2. Put flour in a large bowl. Make a hole in the middle and pour in the yeast mixture. Whisk together the eggs and melted butter and add to the flour as well. Knead until you get a nice, even dough. Let it rest and rise until dough doubles.
3. Gently mix in the pearl sugar.
4. Let dough rest for another 15 minutes. Preheat Belgian waffle iron.
5. Place waffle dough into the waffle maker (see Sue’s notes below for a tip on this part) and bake for 3-5 minutes. Because the sugar was mixed into the dough later in the process, it will melt and caramelize and give you that special Liege waffle taste. Be careful when removing waffles from the iron as the sugar can be hot and sticky. Place on a cooling rack so the waffles can crisp up.

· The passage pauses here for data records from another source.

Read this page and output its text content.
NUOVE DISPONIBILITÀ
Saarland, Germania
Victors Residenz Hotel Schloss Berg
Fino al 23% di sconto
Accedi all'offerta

Sue’s notes: I can’t find the original website to credit the brilliant person who wrote this recipe. Also, you need to think of the batter as a ball, almost like picking up a blob and being able to chuck it at someone across the room. It does not pour AT ALL! You will press the iron down over the dough to flatten it out to bake. Also, when the waffles are cooked, they will need to be prodded out of the waffle iron. They seem kind of floppy when first baked. Place them on a cooling rack and as they cool a bit, they become crispy as the caramelized sugar needs to cool to get hard. They are crispy and amazingly delicious. I could only eat a quarter of a waffle without feeling like I had literally shot sugar straight into my veins. BEWARE OF SUGAR SHOCK! P.S. I only use the Waring Pro Waffle Baker that you flip once you place the batter in the baker.

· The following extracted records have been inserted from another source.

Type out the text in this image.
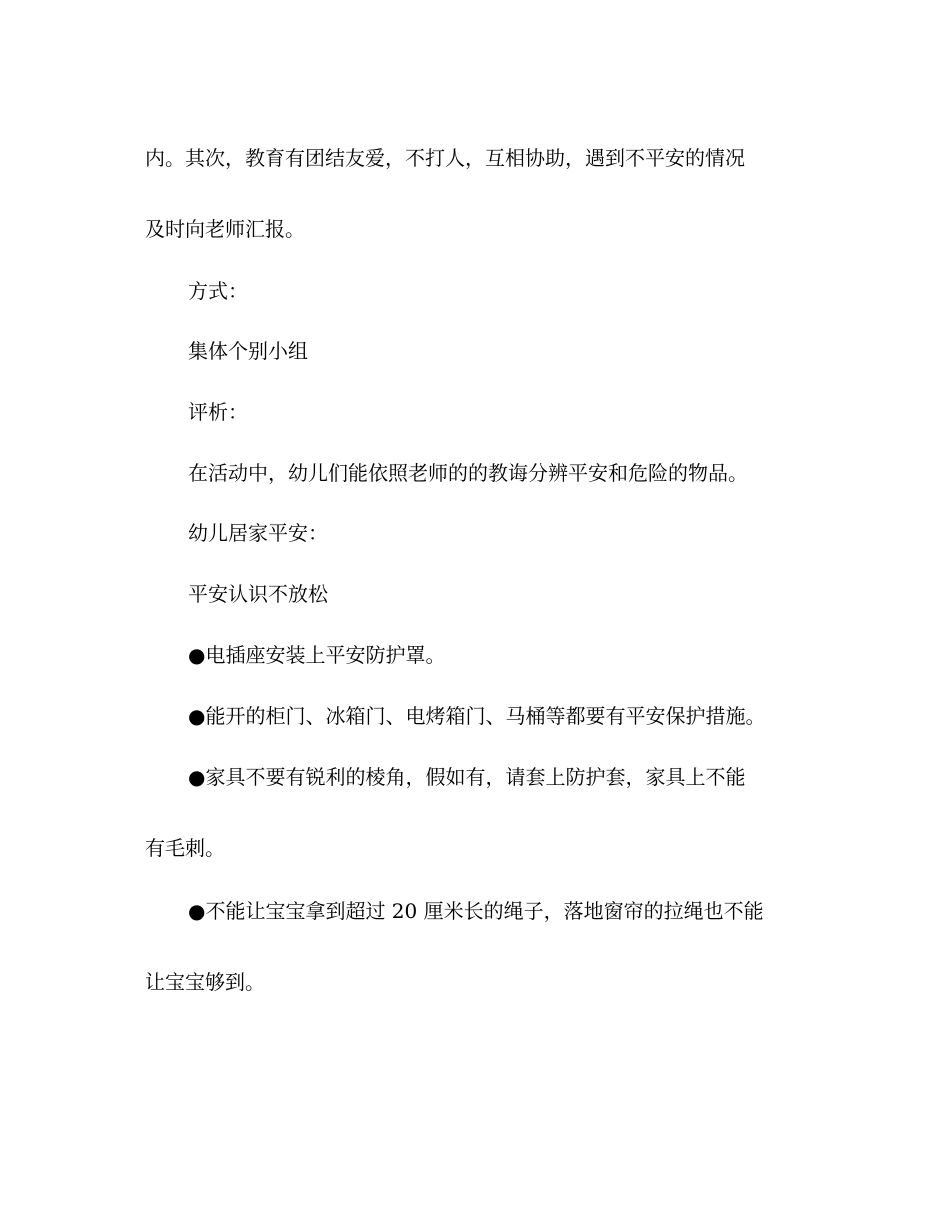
内。其次，教育有团结友爱，不打人，互相协助，遇到不平安的情况
及时向老师汇报。
方式：
集体个别小组
评析：
在活动中，幼儿们能依照老师的的教诲分辨平安和危险的物品。
幼儿居家平安：
平安认识不放松
●电插座安装上平安防护罩。
●能开的柜门、冰箱门、电烤箱门、马桶等都要有平安保护措施。
●家具不要有锐利的棱角，假如有，请套上防护套，家具上不能
有毛刺。
●不能让宝宝拿到超过 20 厘米长的绳子，落地窗帘的拉绳也不能
让宝宝够到。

Jane note: I don’t have a fancy Waring Pro Belgian waffle iron. Mine is a simple iron, but it IS a Belgian maker – you want the thicker waffle plates for this recipe.
*Here is a website where you can Belgian pearl sugar straight from a town called Tienen in Belgium. You can also get Belgian pearl sugar on Amazon. Sue has also used turbinado sugar (sugar in the raw) and says you get a similar effect. Liege waffle purists don’t even like using the Swedish pearl sugar, but you can do whatever you want as far as I’m concerned!